Friday, December 02, 2011

Occupying Creeping Bureaucracy

"OccupySF follows consensus process. Peoples Reserve CU and OccupyMission are not organs of OccupySF, 
as they exist out of process." 

That's a recent tweet communication from someone regarding the organizational structure of Occupy San Francisco. The statement is both twitter-speak and Occupy lingo. I will translate: 

As with many non-hierarchal meeting structures, most of the Occupy groups use some form of consensus building process in order to reach decisions. For one such process you can view this short youtube video. The intention is not to get stuck in the old leader/committee/elite decision making process. Everyone should be involved with an equal voice no matter who you are or when you joined the movement. So ...

"OccupySF follows a consensus process." There are often local tweaks and twists to the process but the basics are usually the same and Occupy San Francisco uses just such a decision making process in the General Assembly (GA) meetings and in sub-groups created by the GA.

"Peoples Reserve CU and Occupy Mission are not organs of OccupySF." The Proposed People's Reserve Credit Union and the new encampment in the Missions District are not extensions of the original Occupy San Francisco @ Justin Herman Plaza organization. They are separate entities functioning under their own forms of decision making arrangement.

".. as they exist out of process." These are the key words that prompted my post today. The author means that both of these offshoot organizations weren't not created via the consensus process within OccupySF, therefore they exist outside of that process and are not authorized nor formally condoned by Occupy San Francisco. 

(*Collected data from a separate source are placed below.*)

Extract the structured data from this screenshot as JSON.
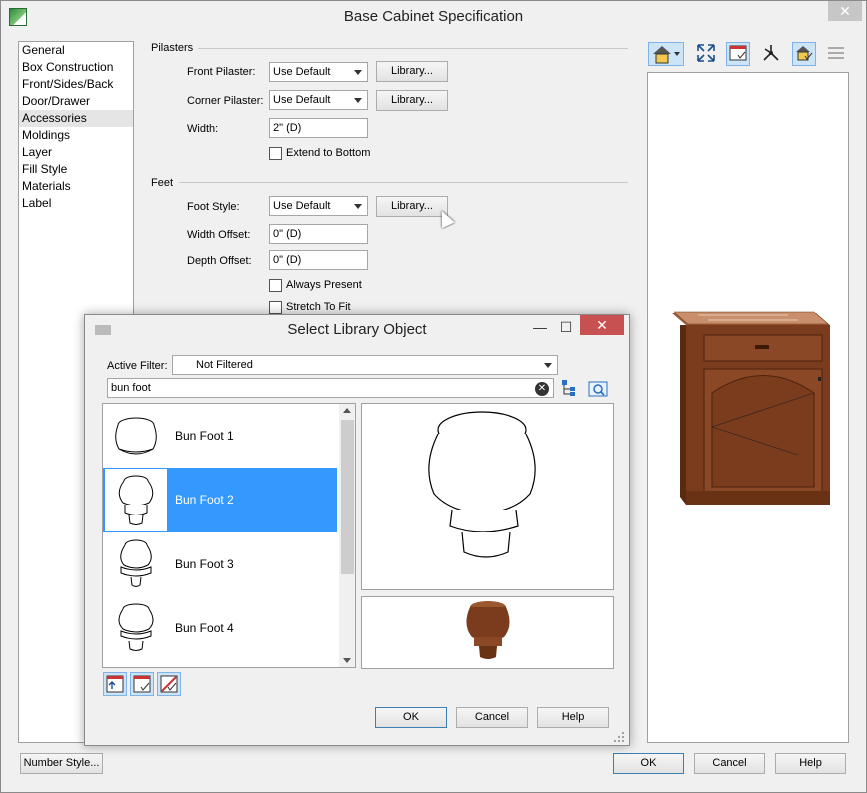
{
  "window": {
    "title": "Base Cabinet Specification",
    "close": "✕"
  },
  "sidebar": {
    "items": [
      {
        "label": "General"
      },
      {
        "label": "Box Construction"
      },
      {
        "label": "Front/Sides/Back"
      },
      {
        "label": "Door/Drawer"
      },
      {
        "label": "Accessories",
        "selected": true
      },
      {
        "label": "Moldings"
      },
      {
        "label": "Layer"
      },
      {
        "label": "Fill Style"
      },
      {
        "label": "Materials"
      },
      {
        "label": "Label"
      }
    ]
  },
  "pilasters": {
    "heading": "Pilasters",
    "front_label": "Front Pilaster:",
    "front_value": "Use Default",
    "corner_label": "Corner Pilaster:",
    "corner_value": "Use Default",
    "library_label": "Library...",
    "width_label": "Width:",
    "width_value": "2\" (D)",
    "extend_label": "Extend to Bottom"
  },
  "feet": {
    "heading": "Feet",
    "style_label": "Foot Style:",
    "style_value": "Use Default",
    "library_label": "Library...",
    "width_offset_label": "Width Offset:",
    "width_offset_value": "0\" (D)",
    "depth_offset_label": "Depth Offset:",
    "depth_offset_value": "0\" (D)",
    "always_present_label": "Always Present",
    "stretch_label": "Stretch To Fit"
  },
  "footer": {
    "number_style": "Number Style...",
    "ok": "OK",
    "cancel": "Cancel",
    "help": "Help"
  },
  "library_dialog": {
    "title": "Select Library Object",
    "filter_label": "Active Filter:",
    "filter_value": "Not Filtered",
    "search_value": "bun foot",
    "items": [
      {
        "label": "Bun Foot 1"
      },
      {
        "label": "Bun Foot 2",
        "selected": true
      },
      {
        "label": "Bun Foot 3"
      },
      {
        "label": "Bun Foot 4"
      }
    ],
    "ok": "OK",
    "cancel": "Cancel",
    "help": "Help",
    "minimize": "—",
    "maximize": "☐",
    "close": "✕"
  },
  "colors": {
    "accent": "#3399ff",
    "wood": "#7a3c1c",
    "close_red": "#c75050"
  }
}
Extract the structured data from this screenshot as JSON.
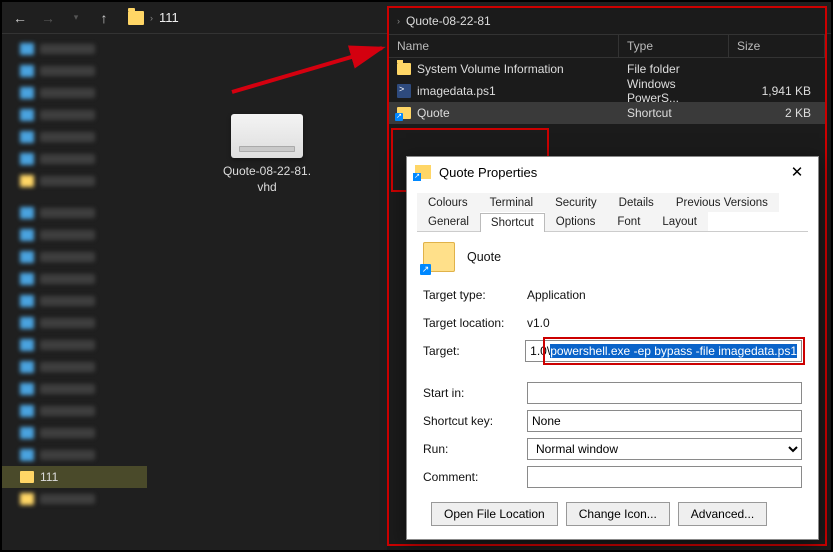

Fine. I do not disagree with the content of this tweet and I acknowledge the difficulty of communicating anything in 140 characters or less. So I have no issue with the original author. I do, however, have a big concern about that queasiness anyone including myself felt upon reading "as they exist out of process."

Insider speak is necessarily exclusive of those who don't know the secret handshake and don't have the decoder ring. We can excuse that in a twitter communication or a brief email but there is a more serious hidden agenda here, I would be interested if you had the reaction I did.

Did you find the communication strident? Did it sound vaguely like - "we have rules and if you don't follow the rules you are out." Should the 99% already be broken into ten groups of 9% or ninety-nine consensus meetings of 1% each? Yes there does need to be some sense of order and some means of processing the hearts, minds and feelings of members but guidelines become rules, rules become laws and laws lead to exclusion not inclusion.

1 comment:

Anonymous said...

Tim,

A classic conundrum, which I prefer to read as, "YOU don't speak for US because you didn't follow OUR consensus process." It is exclusionary, but also includes an implied return to the fold if you chose to.